Vidya is more like movies, of course, in that tech is more of an issue, but even then, I think people overstate the impact of the tech sometimes. One of the biggest leaps, that is often forgotten, isn't even a hardware generation leap, but merely the release of Super Mario Bros. Pre-SMB Famicom/NES games had better graphics than Atari games, but the gameplay was largely the same. Then Super Mario Bros. came out and everything changed. I'd argue Pre-SMB is like the Silent Era of movies. Some later Silent movies still hold up pretty well, they can almost make you forget they're silent, but when you compare it to what came after, the difference is striking.
NES and SNES games, meanwhile, are honestly not that different aside from graphics. Even then, there are some games that blur the line. Ninja Gaiden Trilogy is shitty partially because it looks so similar, arguably even worse, than the NES games, but it doesn't actually look so bad that it doesn't look like a SNES game. NES, Master System, Genesis, SNES, etc. are the same era, even if different generations.
But compare even late Genesis/SNES games to your average Saturn/N64/PS1 game and it's a whole different world. Maybe Star Fox and Virtua Racer blur the line slightly, but they had to use special chips, and even then they're essentially the sole examples from their consoles that even come close to blurring that line. Yeah, Yoshi's Island looks good and everything, but nobody is mistaking that for an N64 game.

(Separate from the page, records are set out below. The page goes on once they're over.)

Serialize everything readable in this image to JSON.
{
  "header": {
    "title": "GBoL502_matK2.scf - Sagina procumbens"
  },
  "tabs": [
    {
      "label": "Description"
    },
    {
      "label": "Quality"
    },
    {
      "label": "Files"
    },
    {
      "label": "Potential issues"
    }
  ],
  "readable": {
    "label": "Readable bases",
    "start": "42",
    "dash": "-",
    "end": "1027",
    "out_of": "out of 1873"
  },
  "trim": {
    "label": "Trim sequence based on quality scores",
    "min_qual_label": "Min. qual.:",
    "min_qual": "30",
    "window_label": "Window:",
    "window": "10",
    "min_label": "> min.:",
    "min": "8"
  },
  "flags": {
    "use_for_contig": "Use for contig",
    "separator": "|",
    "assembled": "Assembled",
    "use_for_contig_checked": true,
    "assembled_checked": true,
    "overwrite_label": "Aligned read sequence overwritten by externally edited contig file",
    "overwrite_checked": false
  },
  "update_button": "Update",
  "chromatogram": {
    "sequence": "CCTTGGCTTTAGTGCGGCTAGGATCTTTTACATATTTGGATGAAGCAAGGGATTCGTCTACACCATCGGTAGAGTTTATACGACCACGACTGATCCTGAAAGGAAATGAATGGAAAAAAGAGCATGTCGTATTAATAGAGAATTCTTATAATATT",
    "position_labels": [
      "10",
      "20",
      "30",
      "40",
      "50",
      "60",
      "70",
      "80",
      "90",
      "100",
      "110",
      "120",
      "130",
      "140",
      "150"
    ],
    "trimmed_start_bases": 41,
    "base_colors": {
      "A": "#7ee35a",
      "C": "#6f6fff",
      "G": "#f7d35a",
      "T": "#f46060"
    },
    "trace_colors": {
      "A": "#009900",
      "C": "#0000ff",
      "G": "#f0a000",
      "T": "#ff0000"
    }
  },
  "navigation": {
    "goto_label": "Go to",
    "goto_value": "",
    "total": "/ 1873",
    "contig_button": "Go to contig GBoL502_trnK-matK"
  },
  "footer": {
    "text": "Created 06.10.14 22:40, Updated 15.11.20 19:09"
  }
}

By the same token, PS1 and PS2 aren't that different. Yeah, the graphics are better, the worlds are bigger, and there is marginal online functionality, but it's still largely the same type of gameplay. Same goes for Saturn and Dreamcast, and even N64 and Gamecube. N64 and Gamecube seem more different due to the storage media allowing Gamecube to have better music and FMVs, but there are major Gamecube games, like Animal Crossing, that are literally ports of N64 games, and nobody knew the difference until they learned from the internet way later. When you got a PS1 game that was a port of a Super Nintendo or Genesis game (and there were plenty of those), you knew it.
Online becoming standard might be a bit of a paradigm shift, with 360/PS3/Wii, but I wouldn't say it's as big a shift as the two mentioned above. Still, I don't think there's been any major shifts since then, and as people are mentioning, this was 20 years ago. PS3 and PS5 games are pretty much the same thing, just quality has slowly declined over time. But GTA V is one of the best selling games two generations in a row. Or is it three? I mean there's nothing else to play on PS5 or Xbox whatever. It's all been the same shit for 20 years. I'd argue it's largely been the same shit for 30 years, just getting shittier and shittier over time. But the leap to 3D was a big change, and the leap from arcade style games to console directed games with Super Mario Bros. was a pretty big change before that. A bigger change than the adoption of online features, I'd argue.
>tl;dr: Leap to 3D is the cutoff point. Donkey Kong Country 3 is a very advanced retro game, Super Mario 64 is a somewhat primitive modern game, even though DKC3 came out after.